Monday, 8 June 2015

More than brothers - An Italian Family Reunion

San Vandemiano, Treviso Province. Sunday 7 June 2015. Perin Family reunion.

I am exhausted. I am Perin. I am Capellin, or Cape’in. Today 550 people from Friuli and Veneto, Canada, Brazil, USA, and the biggest non European contingent – Australia, gathered to celebrate the extended family - PERIN. 

I was asked to carry the Australian flag in procession into the church where mass was celebrated in Italian, complete with a choir of thirty voices and a Brazilian priest who looked like brother Mick.  I went to communion (I’m not a practicing Catholic, is that a sin?) so I could receive a host from my somewhat priest-like non-brother.

Then followed a seven course meal served over five hours in a hall with no fans or aircon and the outside temperature approaching 35degrees. It all ran like clockwork.

Was it worth it – to come to Italy for lunch (as Andrea describes it)? Mick and I say emphatically yes. We now have a clear understanding about our family name. We were surrounded by people calling themselves Perin-Capellin. All insisting their name was Perin and their nickname was Capellin (from the word for hat - capello). The Perin-Capellin representatives (about 40 of the 500) came from Australia (Lismore in particular), Brazil and a large group from a nearby village named Giarine . We were told we should change our name back to Perin  - “Capellin is not a name. Perin is your name!”they said. "we are all Capellin but we are Perin." You can see how confusing it could be.

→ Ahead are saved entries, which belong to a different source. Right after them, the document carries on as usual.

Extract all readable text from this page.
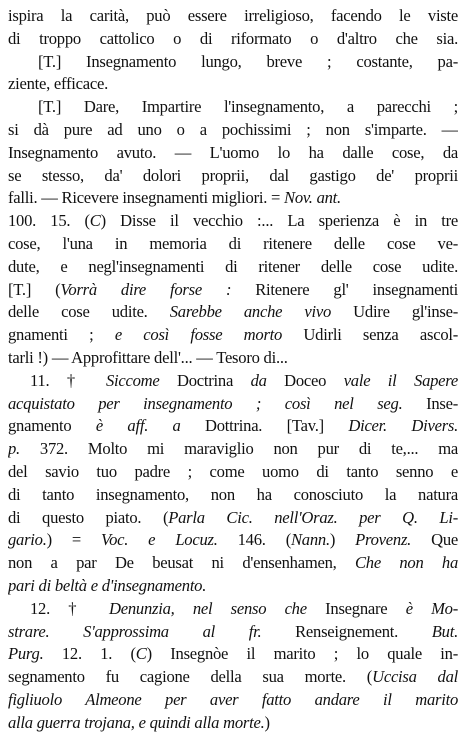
ispira la carità, può essere irreligioso, facendo le viste
di troppo cattolico o di riformato o d'altro che sia.
[T.] Insegnamento lungo, breve ; costante, pa-
ziente, efficace.
[T.] Dare, Impartire l'insegnamento, a parecchi ;
si dà pure ad uno o a pochissimi ; non s'imparte. —
Insegnamento avuto. — L'uomo lo ha dalle cose, da
se stesso, da' dolori proprii, dal gastigo de' proprii
falli. — Ricevere insegnamenti migliori. = Nov. ant.
100. 15. (C) Disse il vecchio :... La sperienza è in tre
cose, l'una in memoria di ritenere delle cose ve-
dute, e negl'insegnamenti di ritener delle cose udite.
[T.] (Vorrà dire forse : Ritenere gl' insegnamenti
delle cose udite. Sarebbe anche vivo Udire gl'inse-
gnamenti ; e così fosse morto Udirli senza ascol-
tarli !) — Approfittare dell'... — Tesoro di...
11. † Siccome Doctrina da Doceo vale il Sapere
acquistato per insegnamento ; così nel seg. Inse-
gnamento è aff. a Dottrina. [Tav.] Dicer. Divers.
p. 372. Molto mi maraviglio non pur di te,... ma
del savio tuo padre ; come uomo di tanto senno e
di tanto insegnamento, non ha conosciuto la natura
di questo piato. (Parla Cic. nell'Oraz. per Q. Li-
gario.) = Voc. e Locuz. 146. (Nann.) Provenz. Que
non a par De beusat ni d'ensenhamen, Che non ha
pari di beltà e d'insegnamento.
12. † Denunzia, nel senso che Insegnare è Mo-
strare. S'approssima al fr. Renseignement. But.
Purg. 12. 1. (C) Insegnòe il marito ; lo quale in-
segnamento fu cagione della sua morte. (Uccisa dal
figliuolo Almeone per aver fatto andare il marito
alla guerra trojana, e quindi alla morte.)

Highlight of the day was meeting our Lismore cousins for the first time – Elda (77 year old matriarch with boundless energy), her daughters Yvette and Sonia and their children and immediate cousins some of whom have lived in both Australia and Italy. It’s a long way to come to meet cousins who live 150 km away in Lismore but what a hoot. Elda, told the story of coming back to Italy in 1948 as a child and wondering why she was being called Capellin. Her mother explained the nickname concept (a sub group of the Perins) and from then on she understood. “We’ve always known we were Perin/Capellins. What took you so long? We all knew.” 

Sonia Elda Yvette
Elda arrived in Australia the 40s, returned to Italy in 1948 and then returned to Australia in the fifties. The other story concerned my Auntie Rita who worked with Sonia in Lismore and when approached and told that they were related refused to believe the Perin Capelin story. It took another thirty years to emerge.
We spoke of keeping in touch and perhaps a joint reunion of the two streams of the Perin clan in Australia (their great grandfather and ours (Lorenzo) were first cousins.
Switch to the music channel if this is too detailed. Family history can be tedious to those not part of the family.

The other delight was meeting second cousin Linda Spinaze (her father and our father were first cousins) for the first time. We spent 24 hours together. She and husband Roger stayed at the same accommodation as us in the tiny village of Orsago and, while Roger prepared his speech for the conference he was attending the next day, we three went hunting the back streets of Orsago for the family home of our great grandmother (Maria Lucon Tome - Tome was her husband’s name so it was his home we were searching for -  Italian women don’t take their husbands name, only the children take the fathers name. a custom not continued in Australia though Elda said “Why should we. I am a Perin always.”).


Anyway back to the search for the tome home. we had an address. We knocked and Amalia (age about 75) answered the door. It was the right place. We spoke for five minutes, neither of us understanding the other. She showed us a photo of her younger self and her brother and offered us a coffee “voluntieri” (my pleasure), We couldn’t figure out how we could sit over coffee with no common language so we were about to say goodbye when we were rescued by her son-in-law and his wife (Frederica Tome) who live next door (Amalia’s brother – Frederica’s father - lives upstairs - so Italian.  We exchanged email addresses, They are interested in family and we will follow up with some photos and family tree info. Cold calling works – sometimes. It was a great start to the day.